The cleric “told me that (holy) texts prove the benefits of suicide attacks,” Kouachi was quoted as saying in the TV documentary. “It’s written in the texts that it’s good to die as a martyr.”

Much less has become public about Said, but Cazeneuve said the jobless resident of the city of Reims was also known to authorities, despite having never been prosecuted, because he was “on the periphery” of his brother’s illegal activities.

In Reims, about 90 miles (145 kilometers) northeast of Paris, Said frequented a prayer room on the ground floor of an apartment building, according to the local imam, Abdul-Hamid al-Khalifa.

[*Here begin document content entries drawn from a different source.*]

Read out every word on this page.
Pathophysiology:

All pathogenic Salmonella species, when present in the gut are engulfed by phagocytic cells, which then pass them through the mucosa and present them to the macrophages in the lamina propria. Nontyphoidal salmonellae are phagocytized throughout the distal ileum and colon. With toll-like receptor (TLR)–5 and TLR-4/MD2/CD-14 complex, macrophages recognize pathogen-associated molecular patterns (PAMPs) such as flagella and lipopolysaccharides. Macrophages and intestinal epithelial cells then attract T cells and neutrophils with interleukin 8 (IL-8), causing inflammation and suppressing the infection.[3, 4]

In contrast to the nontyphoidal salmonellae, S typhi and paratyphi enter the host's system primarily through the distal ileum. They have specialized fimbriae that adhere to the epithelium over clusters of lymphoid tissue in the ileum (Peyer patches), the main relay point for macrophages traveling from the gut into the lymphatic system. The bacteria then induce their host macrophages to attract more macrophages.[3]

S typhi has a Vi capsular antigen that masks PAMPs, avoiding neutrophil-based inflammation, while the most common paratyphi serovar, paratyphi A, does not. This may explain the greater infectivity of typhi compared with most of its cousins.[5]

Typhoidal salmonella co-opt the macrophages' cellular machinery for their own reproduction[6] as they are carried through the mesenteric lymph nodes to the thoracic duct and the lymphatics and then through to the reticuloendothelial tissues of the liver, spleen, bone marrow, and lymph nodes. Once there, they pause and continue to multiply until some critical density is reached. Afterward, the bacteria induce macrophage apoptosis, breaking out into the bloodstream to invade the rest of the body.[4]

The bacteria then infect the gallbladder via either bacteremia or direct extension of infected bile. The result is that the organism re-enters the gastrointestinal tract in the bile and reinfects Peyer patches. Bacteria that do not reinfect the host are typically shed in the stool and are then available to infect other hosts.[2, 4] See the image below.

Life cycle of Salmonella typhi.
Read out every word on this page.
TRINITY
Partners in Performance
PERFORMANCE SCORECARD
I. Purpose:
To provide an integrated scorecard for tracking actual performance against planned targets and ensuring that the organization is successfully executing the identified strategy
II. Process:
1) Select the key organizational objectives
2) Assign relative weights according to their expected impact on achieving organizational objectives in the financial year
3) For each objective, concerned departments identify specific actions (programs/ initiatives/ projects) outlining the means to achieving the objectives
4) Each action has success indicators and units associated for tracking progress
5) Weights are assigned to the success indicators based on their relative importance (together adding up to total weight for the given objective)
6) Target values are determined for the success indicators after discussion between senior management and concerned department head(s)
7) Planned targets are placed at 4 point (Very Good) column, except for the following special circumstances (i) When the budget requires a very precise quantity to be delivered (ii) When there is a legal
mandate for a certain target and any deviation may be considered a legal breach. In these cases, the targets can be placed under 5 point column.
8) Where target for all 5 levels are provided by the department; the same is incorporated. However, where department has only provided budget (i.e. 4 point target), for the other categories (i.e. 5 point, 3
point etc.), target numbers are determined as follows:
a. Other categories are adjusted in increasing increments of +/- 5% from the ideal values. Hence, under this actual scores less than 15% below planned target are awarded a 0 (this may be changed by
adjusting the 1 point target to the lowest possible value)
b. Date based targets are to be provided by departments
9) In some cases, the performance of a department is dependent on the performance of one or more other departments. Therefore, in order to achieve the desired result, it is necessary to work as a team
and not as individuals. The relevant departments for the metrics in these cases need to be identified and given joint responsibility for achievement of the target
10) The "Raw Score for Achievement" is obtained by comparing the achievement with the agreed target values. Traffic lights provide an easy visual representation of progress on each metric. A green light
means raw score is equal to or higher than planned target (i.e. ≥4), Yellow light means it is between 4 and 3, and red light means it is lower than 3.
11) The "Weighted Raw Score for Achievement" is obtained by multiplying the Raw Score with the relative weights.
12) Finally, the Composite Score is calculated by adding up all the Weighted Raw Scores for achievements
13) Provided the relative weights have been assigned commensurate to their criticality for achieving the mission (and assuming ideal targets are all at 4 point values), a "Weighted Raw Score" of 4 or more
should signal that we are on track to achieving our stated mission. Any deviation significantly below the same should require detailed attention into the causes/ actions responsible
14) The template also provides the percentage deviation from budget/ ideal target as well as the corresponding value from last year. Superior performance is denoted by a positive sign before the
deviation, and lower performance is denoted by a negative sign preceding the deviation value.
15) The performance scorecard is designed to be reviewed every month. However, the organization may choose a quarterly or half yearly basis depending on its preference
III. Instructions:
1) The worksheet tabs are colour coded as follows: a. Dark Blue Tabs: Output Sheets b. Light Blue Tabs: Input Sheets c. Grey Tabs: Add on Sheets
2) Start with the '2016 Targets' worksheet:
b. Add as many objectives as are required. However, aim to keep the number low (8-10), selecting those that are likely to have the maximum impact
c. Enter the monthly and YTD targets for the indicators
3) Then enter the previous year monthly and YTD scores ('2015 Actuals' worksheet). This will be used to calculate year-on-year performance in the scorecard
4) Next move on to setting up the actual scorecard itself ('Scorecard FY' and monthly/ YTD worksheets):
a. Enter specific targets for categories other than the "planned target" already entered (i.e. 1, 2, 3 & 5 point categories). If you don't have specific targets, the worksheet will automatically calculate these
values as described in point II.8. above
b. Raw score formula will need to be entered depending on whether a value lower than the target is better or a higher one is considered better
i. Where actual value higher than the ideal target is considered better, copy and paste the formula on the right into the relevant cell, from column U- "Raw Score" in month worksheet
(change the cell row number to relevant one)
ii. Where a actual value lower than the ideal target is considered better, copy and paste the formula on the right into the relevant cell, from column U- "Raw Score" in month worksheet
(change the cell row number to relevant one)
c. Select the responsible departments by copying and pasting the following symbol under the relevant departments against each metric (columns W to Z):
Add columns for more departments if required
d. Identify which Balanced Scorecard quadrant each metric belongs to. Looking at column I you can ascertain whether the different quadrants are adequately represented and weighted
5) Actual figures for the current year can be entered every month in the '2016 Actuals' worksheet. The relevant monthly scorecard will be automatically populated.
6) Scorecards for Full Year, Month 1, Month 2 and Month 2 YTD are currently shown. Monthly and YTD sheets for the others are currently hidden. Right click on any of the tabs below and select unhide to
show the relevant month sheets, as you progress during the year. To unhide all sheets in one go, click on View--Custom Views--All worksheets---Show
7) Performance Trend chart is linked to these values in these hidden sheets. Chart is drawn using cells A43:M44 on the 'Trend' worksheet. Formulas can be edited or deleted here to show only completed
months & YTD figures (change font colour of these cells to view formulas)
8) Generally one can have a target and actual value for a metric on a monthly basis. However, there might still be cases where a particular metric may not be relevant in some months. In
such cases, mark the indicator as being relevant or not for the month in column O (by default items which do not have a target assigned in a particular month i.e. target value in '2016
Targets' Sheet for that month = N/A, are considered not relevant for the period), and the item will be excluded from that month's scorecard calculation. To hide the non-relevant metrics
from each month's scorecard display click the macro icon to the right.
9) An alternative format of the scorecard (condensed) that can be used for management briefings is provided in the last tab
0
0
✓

Al-Khalifa said that Said wore traditional North Africa clothes to prayers and didn’t mix much if at all with other worshippers. “Typically, he’d come late to prayers and leave right when they were done,” Al-Khalifa said in a telephone interview.

If French authorities are now hunting for the right suspects, it may be because of Said, Cazeneuve hinted. In the stolen Citroen abandoned Wednesday by the gunmen, police found a French identity card in the older Kouachi’s name, the minister said.

Moreover, after the attackers dumped the first car, they grabbed another, and Cazeneuve said the elder Kouachi had been identified as “the aggressor” by witnesses shown his photo.

A third suspect identified by French authorities in the attack turned himself in Wednesday night. Mourad Hamyd, 18, surrendered at a police station after learning his name had been linked to the case in the news, said Agnes Thibault-Lecuivre, spokeswoman for the Paris prosecutor.

She did not specify his relationship to the Kouachis. Dilanian reported from Washington.